I am listing all these distant foreign events because at the moment they have strange echoes in Washington. Sen. John McCain’s funeral felt like one of those spontaneous political events. As in a dictatorship, people spoke in code: President Trump’s name was not mentioned, yet everybody understood that praise for McCain, a symbol of the dying values of the old Republican Party, was also criticism of the authoritarian populist in the White House. As in an occupied country, people spoke of resistance and renewal in the funeral’s wake. Since then, public officials have also described, anonymously, new forms of “patriotic treason” within the White House and in comments to Bob Woodward and the New York Times. As in an unlawful state, these American officials say they are quietly working “within the system,” in defiance of Trump, for the greater good of the nation.

There can be only one explanation for this kind of behavior: White House officials, and many others in Washington, really do not feel they are living in a fully legal state. True, there is no communist terror; the president’s goons will not arrest public officials who testify to Congress; no one will be murdered if they walk out of the White House and start campaigning for impeachment or, more importantly, for the invocation of the 25th Amendment, the procedure to transfer power if a president is mentally or physically unfit to remain in office. Nevertheless, dozens of people clearly don’t believe in the legal mechanisms designed to remove a president who is incompetent or corrupt. As the anonymous op-ed writer put it in the New York Times, despite “early whispers within the cabinet of invoking th25th Amendment,” none of the secret patriots “wanted to precipitate a constitutional crisis” and backed off.

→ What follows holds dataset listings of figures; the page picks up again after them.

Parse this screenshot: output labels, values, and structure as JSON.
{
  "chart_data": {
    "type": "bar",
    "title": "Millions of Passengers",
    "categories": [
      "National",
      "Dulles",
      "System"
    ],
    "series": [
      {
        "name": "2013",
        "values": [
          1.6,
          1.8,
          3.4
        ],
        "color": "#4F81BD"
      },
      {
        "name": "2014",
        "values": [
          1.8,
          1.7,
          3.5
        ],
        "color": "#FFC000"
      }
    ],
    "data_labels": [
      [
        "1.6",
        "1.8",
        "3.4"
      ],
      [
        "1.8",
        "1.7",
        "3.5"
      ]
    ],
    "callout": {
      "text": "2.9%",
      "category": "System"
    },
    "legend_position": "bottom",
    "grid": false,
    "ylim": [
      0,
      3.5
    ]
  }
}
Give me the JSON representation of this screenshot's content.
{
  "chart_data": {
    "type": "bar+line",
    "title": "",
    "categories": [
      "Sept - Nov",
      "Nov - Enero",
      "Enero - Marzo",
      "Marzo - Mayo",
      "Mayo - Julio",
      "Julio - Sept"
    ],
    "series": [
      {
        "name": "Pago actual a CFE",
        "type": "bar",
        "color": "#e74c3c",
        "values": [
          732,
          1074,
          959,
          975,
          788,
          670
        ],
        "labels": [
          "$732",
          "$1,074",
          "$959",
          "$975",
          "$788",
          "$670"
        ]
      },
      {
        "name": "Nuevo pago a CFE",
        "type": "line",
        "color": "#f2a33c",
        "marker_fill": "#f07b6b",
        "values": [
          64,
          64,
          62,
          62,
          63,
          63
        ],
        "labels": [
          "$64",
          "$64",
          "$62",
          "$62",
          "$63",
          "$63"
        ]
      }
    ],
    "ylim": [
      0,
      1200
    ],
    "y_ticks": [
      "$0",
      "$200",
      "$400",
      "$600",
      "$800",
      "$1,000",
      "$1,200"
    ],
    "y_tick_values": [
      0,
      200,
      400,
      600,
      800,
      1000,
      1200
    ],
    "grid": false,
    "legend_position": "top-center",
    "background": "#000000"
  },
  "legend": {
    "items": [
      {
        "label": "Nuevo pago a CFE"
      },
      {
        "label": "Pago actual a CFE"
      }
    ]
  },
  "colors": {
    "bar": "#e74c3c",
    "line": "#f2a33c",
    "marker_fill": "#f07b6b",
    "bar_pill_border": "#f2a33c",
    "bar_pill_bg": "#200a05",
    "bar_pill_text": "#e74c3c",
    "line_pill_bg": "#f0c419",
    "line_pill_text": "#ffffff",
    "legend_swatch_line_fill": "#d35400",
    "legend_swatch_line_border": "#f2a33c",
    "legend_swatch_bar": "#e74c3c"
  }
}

You can imagine why this would be. Leading members of Congress might resist invoking the 25th Amendment, which would of course be described by Trump’s supporters as a “Cabinet coup.” The mob — not the literal, physical street mob, but the online mob that has replaced it — would seek revenge. There may not be any presidential goons, but any senior official who signs his or her name to a call for impeachment or removal will certainly be subjected to waves of hatred on social media, starting with a denunciation from the president. Recriminations will follow on Fox News, along with a smear campaign, a doxing campaign, attacks on the target’s family and perhaps worse. It is possible we have underestimated the degree to which our political culture has already become more authoritarian.

Maybe we have also underestimated the degree to which our Constitution, designed in the 18th century, has proved insufficient to the demands of the 21st. In 2016, we learned why it matters that our electoral college — originally designed to put another layer of people between the popular vote and the presidency, or as Alexander Hamilton wrote, to ensure “that the office of President will never fall to the lot of any man who is not in an eminent degree endowed with the requisite qualifications” — has become a stale fiction. Now an important constitutional amendment seems, to the men and women who are empowered to use it, too controversial to actually use.

The result: institutional and administrative chaos; our military chain of command is compromised; people around the elected president feel compelled to act above the law and remove papers from his desk. The mechanisms meant to protect the state from an incompetent or dictatorial president are not being used because people in power no longer believe in them, or are afraid to use them. Washington feels like the capital of a state where the legal order has collapsed because, in some ways, it is.